He claims the rich have actually gotten poorer.
THE RICH GET POORER As leftist rhetoric continues to assert on an almost daily basis that the current federal government deficit is the result of tax cuts for "the rich" that have hardly even taken effect yet, new statistical data from the Internal Revenue Service helps reveal the truth.
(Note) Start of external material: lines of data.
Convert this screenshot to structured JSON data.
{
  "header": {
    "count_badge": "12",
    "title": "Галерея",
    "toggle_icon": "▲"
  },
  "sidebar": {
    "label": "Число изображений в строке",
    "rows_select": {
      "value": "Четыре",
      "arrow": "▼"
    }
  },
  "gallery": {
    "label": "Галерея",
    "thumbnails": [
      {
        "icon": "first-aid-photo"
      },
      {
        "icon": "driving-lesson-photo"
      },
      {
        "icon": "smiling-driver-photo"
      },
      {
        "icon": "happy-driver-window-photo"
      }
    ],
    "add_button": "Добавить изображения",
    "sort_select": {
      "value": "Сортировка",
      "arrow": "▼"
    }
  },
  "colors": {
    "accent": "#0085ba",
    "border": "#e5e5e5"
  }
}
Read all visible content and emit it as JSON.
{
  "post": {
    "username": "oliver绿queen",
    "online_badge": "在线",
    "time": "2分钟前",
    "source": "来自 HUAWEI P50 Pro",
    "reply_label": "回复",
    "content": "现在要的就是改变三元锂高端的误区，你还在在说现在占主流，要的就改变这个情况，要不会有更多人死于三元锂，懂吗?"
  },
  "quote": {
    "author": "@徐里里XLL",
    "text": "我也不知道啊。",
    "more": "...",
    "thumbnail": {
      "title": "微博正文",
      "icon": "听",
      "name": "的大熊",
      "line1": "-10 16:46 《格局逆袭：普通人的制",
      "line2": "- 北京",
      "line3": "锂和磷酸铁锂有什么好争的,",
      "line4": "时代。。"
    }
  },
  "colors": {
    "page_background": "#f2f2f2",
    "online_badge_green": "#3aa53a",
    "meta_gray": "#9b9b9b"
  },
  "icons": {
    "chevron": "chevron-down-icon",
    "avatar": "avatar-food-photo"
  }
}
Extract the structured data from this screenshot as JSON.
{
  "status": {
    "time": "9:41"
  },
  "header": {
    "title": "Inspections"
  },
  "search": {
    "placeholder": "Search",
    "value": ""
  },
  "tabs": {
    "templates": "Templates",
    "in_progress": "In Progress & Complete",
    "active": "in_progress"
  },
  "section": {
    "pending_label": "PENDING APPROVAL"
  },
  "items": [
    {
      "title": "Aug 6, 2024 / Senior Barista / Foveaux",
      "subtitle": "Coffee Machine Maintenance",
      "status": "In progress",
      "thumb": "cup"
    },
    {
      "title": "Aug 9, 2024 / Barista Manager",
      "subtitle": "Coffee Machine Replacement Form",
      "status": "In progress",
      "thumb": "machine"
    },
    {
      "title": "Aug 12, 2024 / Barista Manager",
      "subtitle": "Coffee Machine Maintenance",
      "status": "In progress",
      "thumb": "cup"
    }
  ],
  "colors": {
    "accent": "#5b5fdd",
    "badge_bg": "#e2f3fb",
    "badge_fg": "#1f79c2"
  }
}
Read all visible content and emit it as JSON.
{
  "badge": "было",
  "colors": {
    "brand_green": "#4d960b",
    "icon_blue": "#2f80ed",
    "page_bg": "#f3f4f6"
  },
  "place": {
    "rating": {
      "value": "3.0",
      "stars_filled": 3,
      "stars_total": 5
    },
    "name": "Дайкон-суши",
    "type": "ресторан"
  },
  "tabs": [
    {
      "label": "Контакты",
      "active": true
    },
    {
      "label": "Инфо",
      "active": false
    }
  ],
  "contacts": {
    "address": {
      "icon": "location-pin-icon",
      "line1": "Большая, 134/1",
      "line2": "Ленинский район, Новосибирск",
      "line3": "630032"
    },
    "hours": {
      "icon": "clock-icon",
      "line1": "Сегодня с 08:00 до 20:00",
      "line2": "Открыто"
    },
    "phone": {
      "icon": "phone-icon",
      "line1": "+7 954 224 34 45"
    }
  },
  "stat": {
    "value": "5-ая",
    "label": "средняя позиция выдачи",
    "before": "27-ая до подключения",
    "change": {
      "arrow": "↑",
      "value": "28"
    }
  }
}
Our friend Bruce Bartlett <
http://www.trendmacro.com/talkingpoints/> points out that the new data on tax-year 2001 (here <
http://www.irs.ustreas.gov/pub/irs-soi/01in01ts.xls> and here <
http://www.irs.ustreas.gov/pub/irs-soi/01in03ts.xls>) reveals that the aggregate income of the top 1% of taxpayers fell by $243 billion, reducing their share of total income from 20.8% to 17.5%. In other words, the rich got poorer.
And since the rich pay most of the taxes around here, overall tax receipts fell dramatically in 2001 -- and are estimated in the federal budgeting process to keep on falling in 2002 and 2003 -- hence the forecasted deficits. The chart tells the story -- tax receipts are falling while GDP has continued to rise. In fact, since the top in 2000, individual tax receipts have fallen by over 23% -- and there sure hasn't been any 23% tax cut in effect since 2000. And Social Security tax receipts continue to rise, indicating that it's not a matter of overall unemployment.
It's that the rich are suffering. Bartlett says it's "due entirely to the stock market collapse and the recession." In that environment, the annual income it took to qualify for the top 1% "fell from $313,469 to $292,913. This fall in income is what led to a decline in aggregate tax payments by this group from $367 billion to $301 billion."
Bartlett also points out that because the poorer rich have been earning less and paying less taxes, their proportion of overall tax payments has gone down -- from 37.4% to 33.9%. So get ready for the leftist demagogues -- they'll say this means that the rich aren't paying their fair share of taxes any more. But Bartlett calculates that, in fact, the top 1% paid a slightly higher tax rate on their diminished income than they had paid on their higher income the year before (27.50% in 2001 to 27.45% in 2000).